Ma quelle erano mani incatenate da una fobìa nata da quella sua vita serena e tranquilla. Decadenza… una decadenza stranamente bella… e mortale.

L’uomo aveva abbandonato le città brulicanti di vita, i formicai umani, duecento anni prima. Si era liberato degli antichi nemici e delle antiche paure che lo avevano tenuto legato intorno al fuoco dell’accampamento comune, aveva lasciato alle spalle gli spettri e i demoni e i lupi mannari che avevano camminato al suo fianco dai tempi remoti delle caverne.

Eppure… eppure…

Ora si trovava in un altro formicaio. Non un formicaio fisico, ma un formicaio mentale. Non c’era più la soffocante presenza di milioni di altri esseri umani, eppure… qui c’era il fuoco di un accampamento psicologico, un falò che ancora teneva incatenato l’uomo nel raggio della sua luce.

Eppure, pensò Webster, lui doveva lasciare quel fuoco. Come gli uomini avevano fatto con le città, due secoli prima, lui doveva voltare le spalle a quel nuovo formicaio, doveva andare. E non doveva voltarsi indietro. Non doveva lanciare un’ultima occhiata.

Lui doveva andare su Marte… o, almeno partire per Marte. Su questo non c’era alcun dubbio. Lui doveva andare.

Non sapeva, certo, se avrebbe potuto sopravvivere al viaggio, se sarebbe stato nelle condizioni di eseguire l’intervento, una volta arrivato. Non poteva dirlo. Si chiese, confusamente, se l’agorafobia poteva essere mortale. Nelle sue forme estreme, probabilmente lo era.
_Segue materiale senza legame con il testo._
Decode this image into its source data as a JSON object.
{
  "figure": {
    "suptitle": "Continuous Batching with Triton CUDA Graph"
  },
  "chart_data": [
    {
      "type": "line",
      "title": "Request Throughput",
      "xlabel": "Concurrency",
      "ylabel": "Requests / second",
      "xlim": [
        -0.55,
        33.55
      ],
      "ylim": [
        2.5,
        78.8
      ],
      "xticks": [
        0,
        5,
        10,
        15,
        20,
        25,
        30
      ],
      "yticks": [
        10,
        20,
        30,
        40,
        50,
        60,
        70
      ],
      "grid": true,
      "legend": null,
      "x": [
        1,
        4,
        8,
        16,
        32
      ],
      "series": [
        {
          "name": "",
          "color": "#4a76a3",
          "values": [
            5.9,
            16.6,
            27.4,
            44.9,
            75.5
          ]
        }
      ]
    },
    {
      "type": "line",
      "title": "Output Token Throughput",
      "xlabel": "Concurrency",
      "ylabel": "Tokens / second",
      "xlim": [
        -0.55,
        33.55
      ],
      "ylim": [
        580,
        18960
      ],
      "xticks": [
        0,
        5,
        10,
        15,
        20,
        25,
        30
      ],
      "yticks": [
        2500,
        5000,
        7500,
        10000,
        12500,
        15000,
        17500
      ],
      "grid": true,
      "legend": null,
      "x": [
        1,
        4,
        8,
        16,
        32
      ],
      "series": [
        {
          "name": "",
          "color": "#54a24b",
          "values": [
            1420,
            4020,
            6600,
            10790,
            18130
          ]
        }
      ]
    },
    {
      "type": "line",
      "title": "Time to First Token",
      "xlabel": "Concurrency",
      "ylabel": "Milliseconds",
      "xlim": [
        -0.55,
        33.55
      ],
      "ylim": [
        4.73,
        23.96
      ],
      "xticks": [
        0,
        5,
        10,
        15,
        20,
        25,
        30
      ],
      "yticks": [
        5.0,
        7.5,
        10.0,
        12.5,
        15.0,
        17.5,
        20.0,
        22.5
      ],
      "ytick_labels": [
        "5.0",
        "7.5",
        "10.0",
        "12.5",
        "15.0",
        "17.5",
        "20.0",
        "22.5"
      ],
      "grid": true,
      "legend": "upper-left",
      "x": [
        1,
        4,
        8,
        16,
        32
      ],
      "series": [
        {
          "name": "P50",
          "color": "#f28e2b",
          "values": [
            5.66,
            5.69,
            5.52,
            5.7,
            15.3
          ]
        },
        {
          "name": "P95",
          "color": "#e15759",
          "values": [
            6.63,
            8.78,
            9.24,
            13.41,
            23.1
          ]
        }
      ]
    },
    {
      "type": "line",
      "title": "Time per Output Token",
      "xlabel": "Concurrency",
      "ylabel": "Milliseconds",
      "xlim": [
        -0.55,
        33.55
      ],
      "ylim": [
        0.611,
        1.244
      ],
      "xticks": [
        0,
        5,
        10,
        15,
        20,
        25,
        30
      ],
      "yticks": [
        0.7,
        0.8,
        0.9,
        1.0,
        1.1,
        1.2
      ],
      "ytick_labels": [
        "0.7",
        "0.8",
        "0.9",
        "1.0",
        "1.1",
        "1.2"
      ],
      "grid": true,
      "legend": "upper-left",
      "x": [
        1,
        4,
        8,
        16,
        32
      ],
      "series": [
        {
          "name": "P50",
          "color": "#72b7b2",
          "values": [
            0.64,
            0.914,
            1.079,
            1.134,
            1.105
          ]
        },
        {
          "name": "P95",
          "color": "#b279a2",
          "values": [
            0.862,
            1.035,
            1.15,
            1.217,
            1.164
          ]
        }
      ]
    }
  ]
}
Allungò una mano per suonare il campanello, poi esitò. Era inutile dire a Jenkins di fare i bagagli. Avrebbe fatto da solo… sarebbe servito a tenerlo occupato, fino all’arrivo dell’astronave.

Andò nella camera da letto, prese una valigia dallo scaffale più alto di un armadio, e vide che era coperta di polvere. Cercò di soffiare via la polvere, ma la polvere rimase. Era là da troppi anni.

Mentre infilava nella valigia le cose indispensabili, la stanza cominciò a opporsi a quanto faceva, cominciò a discutere, a parlare in quella lingua muta che gli oggetti inanimati ma familiari usano per conversare con un uomo.

«Non puoi andare,» diceva la stanza. «Non puoi andare. Non mi puoi lasciare.»

E Webster ribatté, in tono per metà supplichevole, per metà colpevole:

«Io devo andare. Ma non capisci? È un amico, un vecchio amico. Tornerò indietro.»

Quando ebbe terminato di fare la valigia, Webster ritornò nel suo studio, si lasciò cadere sulla sedia.

Lui doveva andare, eppure non poteva andare. Ma quando l’astronave sarebbe arrivata, quando sarebbe arrivato il momento, lui sapeva, sapeva che avrebbe dovuto uscire dalla casa, sapeva che avrebbe dovuto andare verso l’astronave in attesa.

Doveva costringersi a rafforzare la sua determinazione. Doveva convincere la sua mente dell’irrevocabilità di quanto stava per fare. Doveva incanalare i suoi pensieri lungo binari rigidi, doveva escludere qualsiasi pensiero, qualsiasi pensiero che non fosse quello della sua partenza.